Home→Forums→Emotional Mastery→Feels like Time is passing too fast→Reply To: Feels like Time is passing too fast
Hey SereneWolf,
thanks for your quick reply and a warm welcome, I appreciate it!
I do know that you’re very strong & resilient and I admire that.
Actually, I am only now starting to learn to be more resilient. These health issues made me feel very fragile physically, but I’ve realized I am also fragile emotionally. For example, believing that I’d never heal, worrying, catastrophizing etc. And I’ve learned that those are all symptoms of health anxiety. So now I’ve learned how to cope with that anxiety, and also to start seeing myself as more resilient (physically) than I thought I was.
So nowadays, whenever I have a flare-up of my symptoms, I don’t start despairing and thinking my life is over, but I let it pass. And within a few days, my symptoms do subside and I feel better again. So this is how I am learning resilience… by tolerating physical pain 🙂 But it’s been hard, a very hard lesson.. but anyway, that’s life, I hope I am now stronger because of it 🙂
For Job let’s say I’m still being resilient and applying. There were days when I felt like absolute trash. Because I wasn’t seeing any results. And I was worried for financial pressure too. So like finding a job and on top of that financial pressure. That’s the only two things that rendered in my head. Made me sick to my stomach. It was even harder to enjoy simple things (Which I normally enjoy) But It’s getting better.
So you ended up not applying for that entry level job, which was paying well and looked promising?
I am sorry it’s been so stressful for you.
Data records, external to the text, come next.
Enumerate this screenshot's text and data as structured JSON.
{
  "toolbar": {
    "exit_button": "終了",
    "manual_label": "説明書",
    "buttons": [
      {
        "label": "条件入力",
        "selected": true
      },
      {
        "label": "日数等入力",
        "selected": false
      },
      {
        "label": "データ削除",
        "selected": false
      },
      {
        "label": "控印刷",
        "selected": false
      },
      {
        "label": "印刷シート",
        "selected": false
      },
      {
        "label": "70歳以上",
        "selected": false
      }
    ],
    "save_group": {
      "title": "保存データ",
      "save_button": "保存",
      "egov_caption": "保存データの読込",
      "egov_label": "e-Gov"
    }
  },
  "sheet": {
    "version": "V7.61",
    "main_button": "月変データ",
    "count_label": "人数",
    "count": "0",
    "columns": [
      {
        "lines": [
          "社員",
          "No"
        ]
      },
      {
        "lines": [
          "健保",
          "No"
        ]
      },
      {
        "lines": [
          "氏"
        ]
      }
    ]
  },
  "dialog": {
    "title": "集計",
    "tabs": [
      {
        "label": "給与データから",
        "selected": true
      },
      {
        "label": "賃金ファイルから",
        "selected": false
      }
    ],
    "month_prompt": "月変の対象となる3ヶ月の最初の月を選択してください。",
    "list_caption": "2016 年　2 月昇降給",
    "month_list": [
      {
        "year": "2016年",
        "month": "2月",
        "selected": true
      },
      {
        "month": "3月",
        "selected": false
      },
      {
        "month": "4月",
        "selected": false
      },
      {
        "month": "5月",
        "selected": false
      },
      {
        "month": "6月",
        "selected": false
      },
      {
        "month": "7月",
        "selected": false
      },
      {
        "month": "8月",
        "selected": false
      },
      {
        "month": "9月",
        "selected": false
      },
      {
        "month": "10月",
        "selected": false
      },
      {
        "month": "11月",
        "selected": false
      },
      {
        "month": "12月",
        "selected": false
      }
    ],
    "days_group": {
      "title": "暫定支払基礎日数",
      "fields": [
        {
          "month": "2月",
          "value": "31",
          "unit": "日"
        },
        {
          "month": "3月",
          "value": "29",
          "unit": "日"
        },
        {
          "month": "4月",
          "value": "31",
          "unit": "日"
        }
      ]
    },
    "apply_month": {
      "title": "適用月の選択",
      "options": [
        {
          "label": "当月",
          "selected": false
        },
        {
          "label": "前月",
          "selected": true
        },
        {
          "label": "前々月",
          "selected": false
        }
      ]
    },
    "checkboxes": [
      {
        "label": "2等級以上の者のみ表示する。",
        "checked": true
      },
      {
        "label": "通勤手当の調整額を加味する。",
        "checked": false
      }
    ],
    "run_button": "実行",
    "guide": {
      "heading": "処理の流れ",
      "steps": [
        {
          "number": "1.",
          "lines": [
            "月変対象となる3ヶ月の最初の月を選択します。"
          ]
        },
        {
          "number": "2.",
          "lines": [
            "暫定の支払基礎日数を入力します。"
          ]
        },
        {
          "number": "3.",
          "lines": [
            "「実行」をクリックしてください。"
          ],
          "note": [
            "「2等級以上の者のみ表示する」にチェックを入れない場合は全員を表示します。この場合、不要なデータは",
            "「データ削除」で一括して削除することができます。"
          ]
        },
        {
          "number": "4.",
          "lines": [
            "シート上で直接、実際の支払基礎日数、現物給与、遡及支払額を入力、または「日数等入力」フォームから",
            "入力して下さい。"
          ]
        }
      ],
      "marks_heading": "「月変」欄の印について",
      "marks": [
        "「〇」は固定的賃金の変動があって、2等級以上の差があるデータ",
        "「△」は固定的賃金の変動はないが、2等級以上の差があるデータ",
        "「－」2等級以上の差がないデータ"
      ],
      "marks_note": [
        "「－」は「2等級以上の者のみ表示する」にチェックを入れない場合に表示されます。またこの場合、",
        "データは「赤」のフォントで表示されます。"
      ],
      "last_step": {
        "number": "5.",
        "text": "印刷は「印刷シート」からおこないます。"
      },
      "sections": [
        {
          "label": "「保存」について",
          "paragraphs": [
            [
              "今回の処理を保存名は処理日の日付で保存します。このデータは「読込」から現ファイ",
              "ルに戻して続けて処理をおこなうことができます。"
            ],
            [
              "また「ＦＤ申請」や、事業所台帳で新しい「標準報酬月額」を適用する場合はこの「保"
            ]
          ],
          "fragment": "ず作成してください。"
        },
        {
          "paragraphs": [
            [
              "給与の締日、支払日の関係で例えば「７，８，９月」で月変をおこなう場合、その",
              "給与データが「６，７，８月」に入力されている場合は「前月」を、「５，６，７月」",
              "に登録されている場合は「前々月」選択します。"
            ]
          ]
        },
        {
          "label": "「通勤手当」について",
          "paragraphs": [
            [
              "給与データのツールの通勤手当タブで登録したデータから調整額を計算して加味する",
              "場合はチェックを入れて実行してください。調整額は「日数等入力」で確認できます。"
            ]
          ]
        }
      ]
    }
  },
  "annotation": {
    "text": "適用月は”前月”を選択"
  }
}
Are the opportunities so limited or you are somewhat picky, looking for a very specific thing?
About relationship. Because of this much pressure I totally made her distant from myself. She did try but I wasn’t just in right mental state.
I see. It just occurred to me that when you are under stress and feeling bad about something (like with the job search at the moment), you don’t need anyone around to support you. Like, a romantic relationship isn’t a resource for you, but a burden, it seems? And so you tend to get rid of the relationship, to feel less burdened, right?
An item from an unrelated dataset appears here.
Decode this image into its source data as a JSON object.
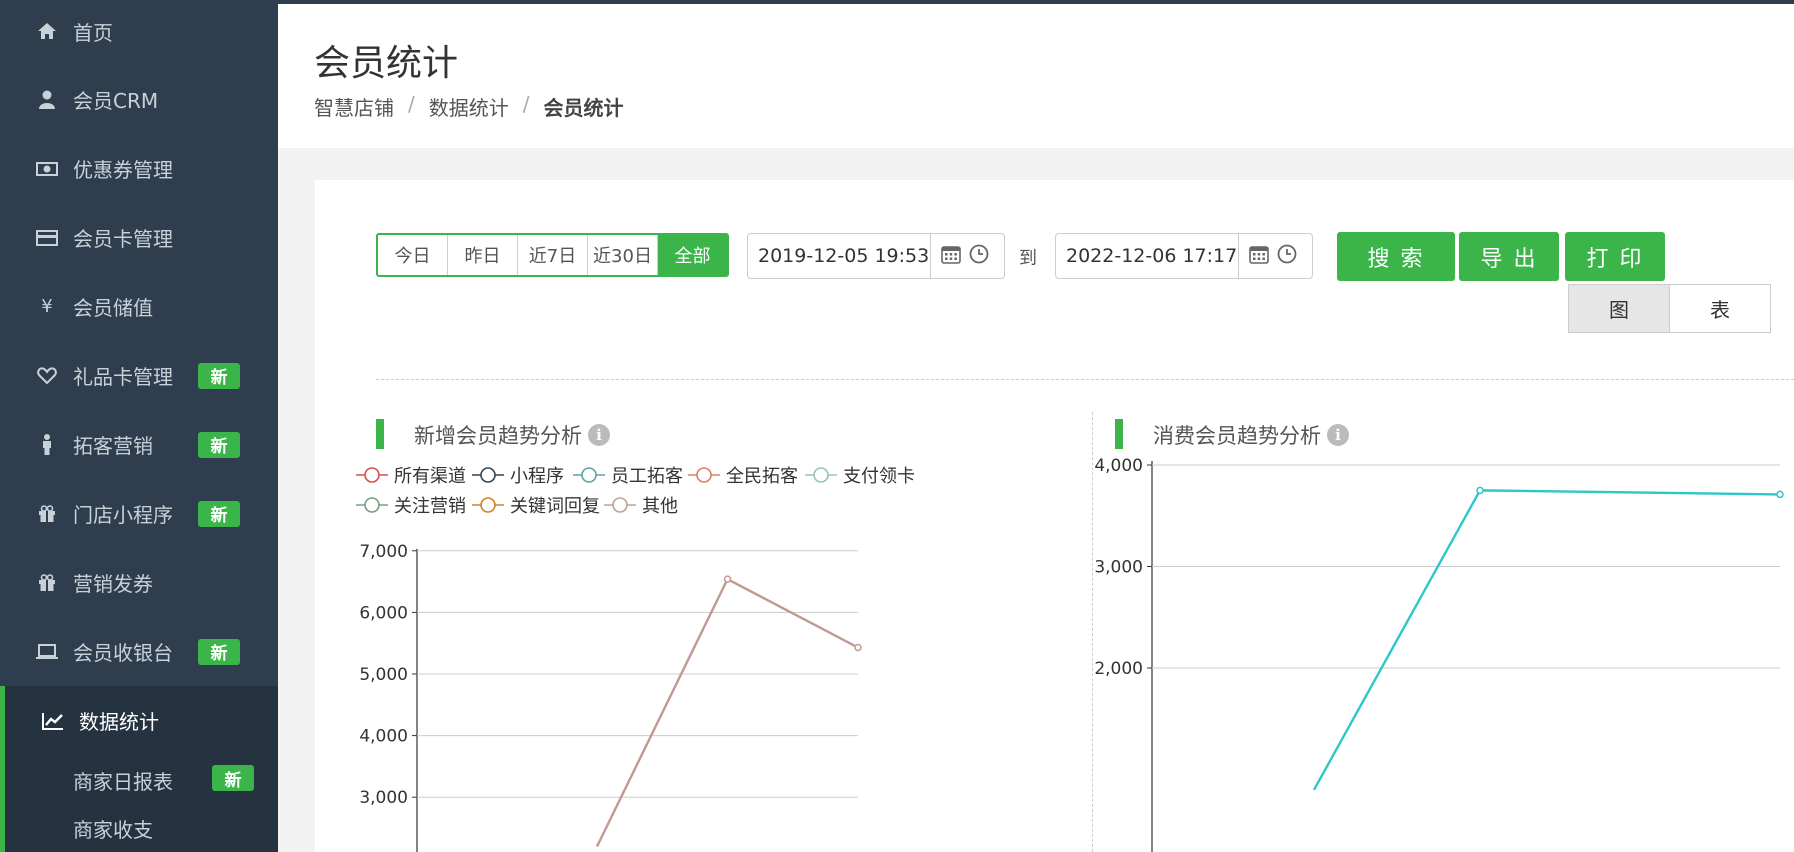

Even now I’m just not thinking about it that much. We rarely talk. I even told her that it’s better that she finds someone more suitable according to her needs. But she said no. So now we’re like a non-committed friends who kiss sometimes.
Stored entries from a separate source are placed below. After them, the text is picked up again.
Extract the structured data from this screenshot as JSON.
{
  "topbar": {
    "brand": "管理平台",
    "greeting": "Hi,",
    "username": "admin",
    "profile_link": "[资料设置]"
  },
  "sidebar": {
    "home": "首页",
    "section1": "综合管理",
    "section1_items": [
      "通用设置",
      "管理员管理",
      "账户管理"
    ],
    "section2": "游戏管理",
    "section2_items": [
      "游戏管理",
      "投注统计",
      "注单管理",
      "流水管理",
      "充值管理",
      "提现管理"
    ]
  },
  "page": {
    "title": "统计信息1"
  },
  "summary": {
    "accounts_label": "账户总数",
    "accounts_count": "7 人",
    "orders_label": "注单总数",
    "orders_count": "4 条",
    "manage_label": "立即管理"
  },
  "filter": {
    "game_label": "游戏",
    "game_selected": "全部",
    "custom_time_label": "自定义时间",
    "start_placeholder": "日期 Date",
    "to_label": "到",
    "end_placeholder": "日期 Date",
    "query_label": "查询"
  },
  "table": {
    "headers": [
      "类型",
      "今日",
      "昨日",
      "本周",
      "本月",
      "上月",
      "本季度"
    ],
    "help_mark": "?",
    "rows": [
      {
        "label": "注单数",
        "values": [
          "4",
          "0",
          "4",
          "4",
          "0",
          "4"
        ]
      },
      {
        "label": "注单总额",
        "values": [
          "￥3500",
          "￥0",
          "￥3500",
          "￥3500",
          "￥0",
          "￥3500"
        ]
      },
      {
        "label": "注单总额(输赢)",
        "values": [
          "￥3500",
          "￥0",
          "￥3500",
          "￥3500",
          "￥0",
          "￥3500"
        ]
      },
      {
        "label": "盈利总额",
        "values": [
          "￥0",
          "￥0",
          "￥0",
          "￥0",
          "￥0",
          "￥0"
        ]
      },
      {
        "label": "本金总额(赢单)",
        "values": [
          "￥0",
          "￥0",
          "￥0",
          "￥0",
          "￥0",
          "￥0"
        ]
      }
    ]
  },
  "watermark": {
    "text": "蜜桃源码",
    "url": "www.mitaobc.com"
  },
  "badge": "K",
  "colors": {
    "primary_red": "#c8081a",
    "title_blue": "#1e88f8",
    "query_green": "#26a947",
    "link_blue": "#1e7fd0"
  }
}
It seems she really likes you and is waiting for you. I am kind of rooting for the two of you too 🙂 Because she seems like a good girl… But anyway, you’ll see. Those things cannot (and shouldn’t) be forced, that’s for sure.
And It’s been one and a half month I’m not seeing my therapist. She got some health issues too. Mostly her eyes and throat. Which is very crucial for online sessions you know. And she did suggest me another therapist but I didn’t liked her that much so I stopped.
Oh I am sorry about that. I also had some eye issues, and it was very frightening, but I did get better, thankfully. I hope your therapist will get better too.
So I talked to her and she said she believes that I’m more than capable of doing self-healing and I’m improved much faster rate than she imagined. So told me keep working on some exercises and working on healing my emotional wounds and whenever I need a like a push, she’ll help me.
Are you doing those exercises? Are you in touch with her? I mean, is she available at least from time to time? Because self-healing is hard, although not impossible.
So told me keep working on some exercises and working on healing my emotional wounds
I’ve heard once a great concept, which is that emotional wounds happened in a relationship, and that’s why we also need a relationship to heal them. A therapeutic relationship primarily. Or we need to have a strong sense of self-compassion, which is like having an inner therapist rather than the inner critic. Unless we have developed a strong inner coach/therapist/good parent figure, emotional healing is hard to do on our own.
So I think it would make sense to try to find another therapist – someone you do have a good rapport with. Unless you’re feeling you’re making progress on your own too?